In den Fachinformationen von Temozolomid sind Alveolitiden oder Pneumonitiden zwar bislang nicht als unerwünschte Arzneimittelwirkungen aufgeführt, jedoch findet man in der Literatur drei Fallberichte von Pneumonitiden im Zusammenhang mit Temozolomid (3–5). In der Datenbank des deutschen Spontanmeldesystems (gemeinsame Datenbank von BfArM und AkdÄ, Stand Februar 2010) sind 455 Verdachtsberichte über unerwünschte Arzneimittelreaktionen von Temozolomid erfasst. Die am häufigsten gemeldeten Reaktionen sind Leuko-, Thrombo- und Panzytopenie. Außer dem oben dargestellten Fall werden vier weitere Fälle von Pneumonitis berichtet, von denen einer auch als Fallbericht publiziert wurde (4). In einem der drei anderen Fälle werden außer Temozolomid zwei weitere Arzneimittel (Irinotecan und Dexamethason) als möglicherweise ursächlich für die Pneumonitis angegeben.

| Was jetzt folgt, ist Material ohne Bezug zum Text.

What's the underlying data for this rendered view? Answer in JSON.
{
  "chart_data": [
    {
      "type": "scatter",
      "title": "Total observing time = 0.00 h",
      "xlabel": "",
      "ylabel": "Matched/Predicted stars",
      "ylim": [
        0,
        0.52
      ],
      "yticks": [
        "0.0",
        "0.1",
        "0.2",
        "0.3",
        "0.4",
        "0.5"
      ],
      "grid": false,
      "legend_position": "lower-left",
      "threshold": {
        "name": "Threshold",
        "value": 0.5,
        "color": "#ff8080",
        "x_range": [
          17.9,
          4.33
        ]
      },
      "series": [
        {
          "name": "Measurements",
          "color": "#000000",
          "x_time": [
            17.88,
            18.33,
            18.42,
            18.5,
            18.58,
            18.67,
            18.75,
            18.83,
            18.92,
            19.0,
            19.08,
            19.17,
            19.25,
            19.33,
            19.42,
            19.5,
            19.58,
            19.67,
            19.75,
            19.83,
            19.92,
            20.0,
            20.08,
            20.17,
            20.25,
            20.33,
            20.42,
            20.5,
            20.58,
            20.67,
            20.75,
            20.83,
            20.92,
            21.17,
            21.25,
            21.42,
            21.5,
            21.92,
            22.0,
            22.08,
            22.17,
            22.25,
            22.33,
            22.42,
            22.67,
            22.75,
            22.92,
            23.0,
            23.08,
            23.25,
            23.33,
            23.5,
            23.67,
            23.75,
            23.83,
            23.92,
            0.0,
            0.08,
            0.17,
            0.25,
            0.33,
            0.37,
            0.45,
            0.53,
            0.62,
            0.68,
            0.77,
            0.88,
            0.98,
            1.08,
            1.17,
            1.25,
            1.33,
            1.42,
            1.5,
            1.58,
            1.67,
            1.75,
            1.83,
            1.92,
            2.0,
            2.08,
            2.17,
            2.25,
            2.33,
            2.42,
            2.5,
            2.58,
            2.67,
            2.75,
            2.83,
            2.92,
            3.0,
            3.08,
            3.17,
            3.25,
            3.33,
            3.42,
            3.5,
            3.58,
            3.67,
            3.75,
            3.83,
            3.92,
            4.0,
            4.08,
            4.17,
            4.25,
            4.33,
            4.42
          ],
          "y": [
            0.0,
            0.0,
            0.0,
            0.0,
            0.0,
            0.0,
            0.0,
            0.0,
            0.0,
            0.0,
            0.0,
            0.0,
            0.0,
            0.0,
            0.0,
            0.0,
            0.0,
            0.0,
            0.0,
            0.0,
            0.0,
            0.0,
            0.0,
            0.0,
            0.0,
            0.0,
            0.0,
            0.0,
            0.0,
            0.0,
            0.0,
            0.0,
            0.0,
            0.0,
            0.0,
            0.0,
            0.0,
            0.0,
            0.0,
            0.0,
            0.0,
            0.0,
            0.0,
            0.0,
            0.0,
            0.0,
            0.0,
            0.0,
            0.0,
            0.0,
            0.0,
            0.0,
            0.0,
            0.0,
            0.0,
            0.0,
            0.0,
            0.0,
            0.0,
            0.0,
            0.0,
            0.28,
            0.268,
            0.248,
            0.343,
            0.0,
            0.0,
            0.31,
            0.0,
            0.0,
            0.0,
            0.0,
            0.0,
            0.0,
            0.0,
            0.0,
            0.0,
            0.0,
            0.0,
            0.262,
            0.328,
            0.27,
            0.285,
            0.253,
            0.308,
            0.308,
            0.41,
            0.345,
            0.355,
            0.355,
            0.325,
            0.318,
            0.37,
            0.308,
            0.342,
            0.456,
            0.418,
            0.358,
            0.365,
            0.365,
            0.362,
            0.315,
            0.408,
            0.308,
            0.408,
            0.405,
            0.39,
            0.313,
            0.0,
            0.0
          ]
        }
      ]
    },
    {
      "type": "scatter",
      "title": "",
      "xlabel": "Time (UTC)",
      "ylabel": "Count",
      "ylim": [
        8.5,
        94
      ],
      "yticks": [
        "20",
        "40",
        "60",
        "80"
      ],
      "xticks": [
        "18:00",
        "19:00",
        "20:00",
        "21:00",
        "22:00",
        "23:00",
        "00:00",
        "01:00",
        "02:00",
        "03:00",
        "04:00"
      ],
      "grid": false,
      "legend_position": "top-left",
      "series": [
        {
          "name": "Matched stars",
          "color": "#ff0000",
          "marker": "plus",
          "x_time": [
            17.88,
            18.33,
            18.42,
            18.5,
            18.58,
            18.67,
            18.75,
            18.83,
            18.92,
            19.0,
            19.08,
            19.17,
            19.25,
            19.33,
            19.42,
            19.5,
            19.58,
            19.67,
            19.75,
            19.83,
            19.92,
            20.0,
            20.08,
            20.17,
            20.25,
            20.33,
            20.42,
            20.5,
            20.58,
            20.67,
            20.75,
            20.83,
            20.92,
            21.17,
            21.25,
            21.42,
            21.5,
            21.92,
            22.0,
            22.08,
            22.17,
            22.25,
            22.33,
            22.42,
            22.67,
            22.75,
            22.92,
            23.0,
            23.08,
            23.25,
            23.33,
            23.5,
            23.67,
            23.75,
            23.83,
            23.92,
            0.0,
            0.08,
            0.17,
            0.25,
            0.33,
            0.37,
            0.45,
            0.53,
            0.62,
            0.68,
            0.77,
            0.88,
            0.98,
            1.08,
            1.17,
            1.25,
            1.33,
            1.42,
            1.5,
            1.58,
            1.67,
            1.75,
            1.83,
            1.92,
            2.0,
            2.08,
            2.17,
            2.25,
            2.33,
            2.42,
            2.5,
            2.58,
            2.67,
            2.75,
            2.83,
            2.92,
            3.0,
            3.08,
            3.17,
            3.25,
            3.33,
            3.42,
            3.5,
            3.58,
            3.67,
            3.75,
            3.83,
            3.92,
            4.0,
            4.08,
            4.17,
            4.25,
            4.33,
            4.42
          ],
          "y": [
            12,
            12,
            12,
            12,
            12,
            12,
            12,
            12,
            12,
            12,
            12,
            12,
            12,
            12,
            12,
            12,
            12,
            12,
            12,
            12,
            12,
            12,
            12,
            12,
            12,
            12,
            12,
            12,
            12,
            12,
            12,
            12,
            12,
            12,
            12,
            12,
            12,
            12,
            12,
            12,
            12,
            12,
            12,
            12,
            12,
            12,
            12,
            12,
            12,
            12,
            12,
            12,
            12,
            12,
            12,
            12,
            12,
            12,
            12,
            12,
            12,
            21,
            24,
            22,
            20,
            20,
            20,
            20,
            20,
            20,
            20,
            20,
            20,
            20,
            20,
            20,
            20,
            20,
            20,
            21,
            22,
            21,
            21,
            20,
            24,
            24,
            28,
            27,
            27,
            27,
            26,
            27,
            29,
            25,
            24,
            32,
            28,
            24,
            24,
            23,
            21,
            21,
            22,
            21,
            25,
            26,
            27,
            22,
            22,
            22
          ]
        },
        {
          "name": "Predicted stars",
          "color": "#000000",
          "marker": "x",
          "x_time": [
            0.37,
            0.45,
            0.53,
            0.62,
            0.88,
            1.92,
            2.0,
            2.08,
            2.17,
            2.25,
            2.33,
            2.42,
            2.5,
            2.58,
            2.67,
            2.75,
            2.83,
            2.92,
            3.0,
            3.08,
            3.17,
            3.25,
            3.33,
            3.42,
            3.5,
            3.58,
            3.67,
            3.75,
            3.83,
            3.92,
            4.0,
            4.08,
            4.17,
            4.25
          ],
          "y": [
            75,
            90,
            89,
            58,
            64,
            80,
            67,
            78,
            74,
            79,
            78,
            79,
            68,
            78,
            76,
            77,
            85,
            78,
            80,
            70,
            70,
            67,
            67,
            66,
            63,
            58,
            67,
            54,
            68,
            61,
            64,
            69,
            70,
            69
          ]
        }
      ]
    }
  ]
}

Vor dem Hintergrund der vorliegenden und teilweise publizierten Fallberichte kann davon ausgegangen werden, dass Temozolomid in seltenen Fällen ursächlich für eine Pneumonitis ist. Bei Patienten, die unter einer Behandlung mit diesem Arzneimittel klinische Symptome entwickeln, wie z. B. Dyspnoe oder unproduktiven Husten, oder die in den bildgebenden Verfahren entsprechende Befunde zeigen, sollte diese Differenzialdiagnose in Betracht gezogen werden. Um ein Fortschreiten der pulmonalen Schädigung zu verhindern, ist das Absetzen des ursächlichen Arzneimittels sowie ggf. eine Steroidtherapie erforderlich.

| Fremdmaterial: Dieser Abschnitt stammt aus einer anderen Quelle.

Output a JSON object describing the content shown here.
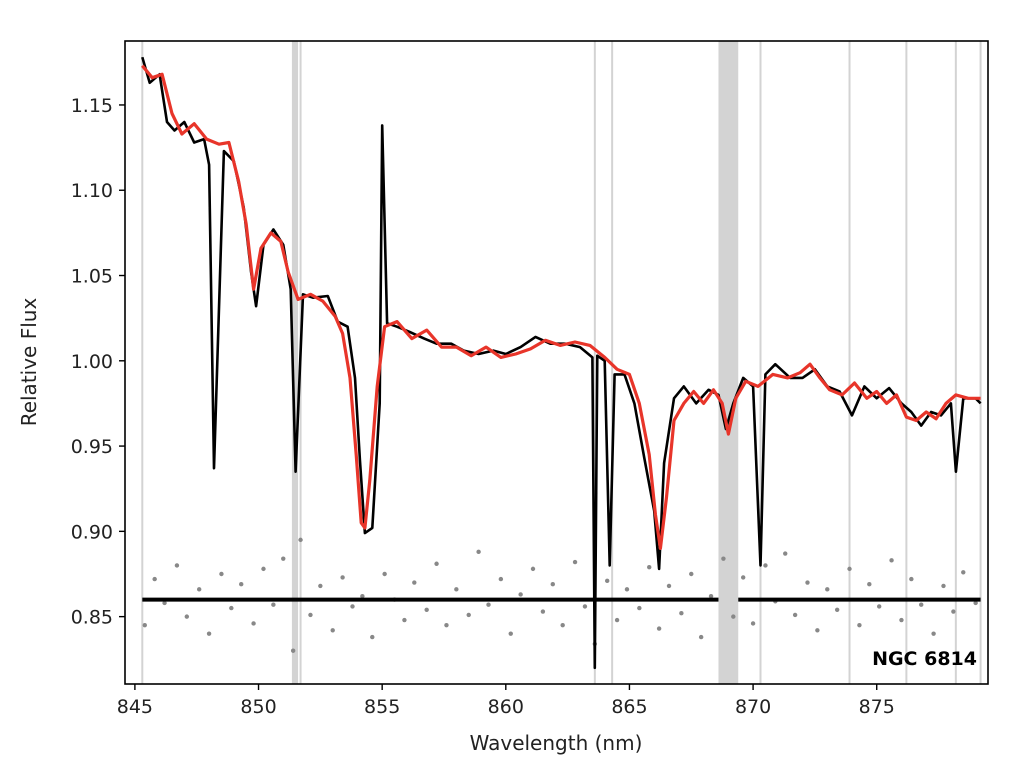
{
  "chart_data": {
    "type": "line",
    "title": "",
    "xlabel": "Wavelength (nm)",
    "ylabel": "Relative Flux",
    "xlim": [
      844.6,
      879.5
    ],
    "ylim": [
      0.8105,
      1.1875
    ],
    "x_ticks": [
      "845",
      "850",
      "855",
      "860",
      "865",
      "870",
      "875"
    ],
    "y_ticks": [
      "0.85",
      "0.90",
      "0.95",
      "1.00",
      "1.05",
      "1.10",
      "1.15"
    ],
    "grid": false,
    "annotation": "NGC 6814",
    "colors": {
      "observed": "#000000",
      "model": "#e8352a",
      "residuals": "#888888",
      "masked_regions": "#d3d3d3",
      "zero_line": "#000000"
    },
    "masked_lines": [
      845.3,
      851.4,
      851.7,
      863.6,
      864.3,
      870.3,
      873.9,
      876.2,
      878.2,
      879.2
    ],
    "masked_bands": [
      [
        851.35,
        851.6
      ],
      [
        868.6,
        869.4
      ]
    ],
    "series": [
      {
        "name": "",
        "role": "observed",
        "x": [
          845.3,
          845.6,
          846.0,
          846.3,
          846.6,
          847.0,
          847.4,
          847.8,
          848.0,
          848.2,
          848.6,
          849.0,
          849.4,
          849.7,
          849.9,
          850.2,
          850.6,
          851.0,
          851.3,
          851.5,
          851.8,
          852.2,
          852.8,
          853.2,
          853.6,
          853.9,
          854.1,
          854.3,
          854.6,
          854.9,
          855.0,
          855.2,
          855.6,
          856.1,
          856.7,
          857.2,
          857.8,
          858.3,
          858.9,
          859.5,
          860.0,
          860.6,
          861.2,
          861.8,
          862.4,
          863.0,
          863.5,
          863.6,
          863.7,
          864.0,
          864.2,
          864.4,
          864.8,
          865.2,
          865.6,
          866.0,
          866.2,
          866.4,
          866.8,
          867.2,
          867.7,
          868.2,
          868.6,
          868.9,
          869.2,
          869.6,
          870.0,
          870.3,
          870.5,
          870.9,
          871.5,
          872.0,
          872.5,
          873.0,
          873.5,
          874.0,
          874.5,
          875.0,
          875.5,
          876.0,
          876.4,
          876.8,
          877.2,
          877.6,
          878.0,
          878.2,
          878.5,
          879.0,
          879.2
        ],
        "y": [
          1.178,
          1.163,
          1.168,
          1.14,
          1.135,
          1.14,
          1.128,
          1.13,
          1.115,
          0.937,
          1.123,
          1.117,
          1.09,
          1.052,
          1.032,
          1.068,
          1.077,
          1.068,
          1.042,
          0.935,
          1.039,
          1.037,
          1.038,
          1.023,
          1.02,
          0.99,
          0.942,
          0.899,
          0.902,
          0.975,
          1.138,
          1.022,
          1.02,
          1.017,
          1.013,
          1.01,
          1.01,
          1.006,
          1.004,
          1.006,
          1.004,
          1.008,
          1.014,
          1.01,
          1.01,
          1.008,
          1.002,
          0.82,
          1.003,
          1.0,
          0.88,
          0.992,
          0.992,
          0.975,
          0.943,
          0.912,
          0.878,
          0.94,
          0.978,
          0.985,
          0.975,
          0.983,
          0.98,
          0.96,
          0.975,
          0.99,
          0.985,
          0.88,
          0.992,
          0.998,
          0.99,
          0.99,
          0.995,
          0.985,
          0.982,
          0.968,
          0.985,
          0.978,
          0.984,
          0.975,
          0.97,
          0.962,
          0.97,
          0.968,
          0.975,
          0.935,
          0.978,
          0.978,
          0.975
        ]
      },
      {
        "name": "",
        "role": "model",
        "x": [
          845.3,
          845.7,
          846.1,
          846.5,
          846.9,
          847.4,
          847.9,
          848.4,
          848.8,
          849.2,
          849.5,
          849.8,
          850.1,
          850.5,
          850.9,
          851.2,
          851.6,
          852.1,
          852.6,
          853.1,
          853.4,
          853.7,
          853.95,
          854.15,
          854.3,
          854.5,
          854.8,
          855.1,
          855.6,
          856.2,
          856.8,
          857.4,
          858.0,
          858.6,
          859.2,
          859.8,
          860.4,
          861.0,
          861.6,
          862.2,
          862.8,
          863.4,
          864.0,
          864.5,
          865.0,
          865.4,
          865.8,
          866.05,
          866.25,
          866.5,
          866.8,
          867.2,
          867.6,
          868.0,
          868.4,
          868.75,
          869.0,
          869.3,
          869.7,
          870.2,
          870.8,
          871.4,
          871.9,
          872.3,
          872.7,
          873.1,
          873.6,
          874.1,
          874.6,
          875.0,
          875.4,
          875.8,
          876.2,
          876.6,
          877.0,
          877.4,
          877.8,
          878.2,
          878.7,
          879.2
        ],
        "y": [
          1.173,
          1.166,
          1.168,
          1.145,
          1.133,
          1.139,
          1.13,
          1.127,
          1.128,
          1.105,
          1.08,
          1.042,
          1.066,
          1.075,
          1.07,
          1.052,
          1.036,
          1.039,
          1.035,
          1.026,
          1.016,
          0.99,
          0.945,
          0.905,
          0.902,
          0.93,
          0.985,
          1.02,
          1.023,
          1.013,
          1.018,
          1.008,
          1.008,
          1.003,
          1.008,
          1.002,
          1.004,
          1.007,
          1.012,
          1.009,
          1.011,
          1.009,
          1.002,
          0.995,
          0.992,
          0.975,
          0.945,
          0.91,
          0.89,
          0.92,
          0.965,
          0.975,
          0.982,
          0.975,
          0.983,
          0.975,
          0.957,
          0.978,
          0.988,
          0.985,
          0.992,
          0.99,
          0.993,
          0.998,
          0.99,
          0.983,
          0.98,
          0.987,
          0.978,
          0.982,
          0.975,
          0.98,
          0.967,
          0.965,
          0.97,
          0.966,
          0.975,
          0.98,
          0.978,
          0.978
        ]
      },
      {
        "name": "",
        "role": "residuals",
        "x": [
          845.4,
          845.8,
          846.2,
          846.7,
          847.1,
          847.6,
          848.0,
          848.5,
          848.9,
          849.3,
          849.8,
          850.2,
          850.6,
          851.0,
          851.4,
          851.7,
          852.1,
          852.5,
          853.0,
          853.4,
          853.8,
          854.2,
          854.6,
          855.1,
          855.5,
          855.9,
          856.3,
          856.8,
          857.2,
          857.6,
          858.0,
          858.5,
          858.9,
          859.3,
          859.8,
          860.2,
          860.6,
          861.1,
          861.5,
          861.9,
          862.3,
          862.8,
          863.2,
          863.6,
          864.1,
          864.5,
          864.9,
          865.4,
          865.8,
          866.2,
          866.6,
          867.1,
          867.5,
          867.9,
          868.3,
          868.8,
          869.2,
          869.6,
          870.0,
          870.5,
          870.9,
          871.3,
          871.7,
          872.2,
          872.6,
          873.0,
          873.4,
          873.9,
          874.3,
          874.7,
          875.1,
          875.6,
          876.0,
          876.4,
          876.8,
          877.3,
          877.7,
          878.1,
          878.5,
          879.0
        ],
        "y": [
          0.845,
          0.872,
          0.858,
          0.88,
          0.85,
          0.866,
          0.84,
          0.875,
          0.855,
          0.869,
          0.846,
          0.878,
          0.857,
          0.884,
          0.83,
          0.895,
          0.851,
          0.868,
          0.842,
          0.873,
          0.856,
          0.862,
          0.838,
          0.875,
          0.86,
          0.848,
          0.87,
          0.854,
          0.881,
          0.845,
          0.866,
          0.851,
          0.888,
          0.857,
          0.872,
          0.84,
          0.863,
          0.878,
          0.853,
          0.869,
          0.845,
          0.882,
          0.856,
          0.834,
          0.871,
          0.848,
          0.866,
          0.855,
          0.879,
          0.843,
          0.868,
          0.852,
          0.875,
          0.838,
          0.862,
          0.884,
          0.85,
          0.873,
          0.846,
          0.88,
          0.859,
          0.887,
          0.851,
          0.87,
          0.842,
          0.866,
          0.854,
          0.878,
          0.845,
          0.869,
          0.856,
          0.883,
          0.848,
          0.872,
          0.857,
          0.84,
          0.868,
          0.853,
          0.876,
          0.858
        ]
      }
    ]
  }
}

Bitte teilen Sie der AkdÄ alle beobachteten Nebenwirkungen (auch Verdachtsfälle) mit. Sie können dafür den Berichtsbogen verwenden, der regelmäßig im Deutschen Ärzteblatt abgedruckt wird oder über die Homepage der AkdÄ abrufbar ist. Es besteht auch die Möglichkeit, über www.akdae.de direkt online einen UAW-Verdachtsfall zu melden.

Literatur

  1. SP Europe Essex Pharma: Fachinformation Temodal® Hartkapseln. Stand: Juni 2009.
  2. Schwabe U, Paffrath D (Hrsg.): Arzneiverordnungs-Report 2009. Heidelberg: Springer Medizin Verlag, 2009.
  3. Guilleminault L, Carre P, Diot P: Hypersensitivity pneumonitis associated with temozolomide. Eur Respir J 2009; 34: 526.
  4. Koschel D, Handzhiev S, Leucht V et al.: Hypersensitivity pneumonitis associated with the use of temozolomide. Eur Respir J 2009; 33: 931–4.
  5. Maldonado F, Limper AH, Lim KG, Aubrey MC: Temozolomide-associated organizing pneumonitis. Mayo Clin Proc 2007; 82: 771–3.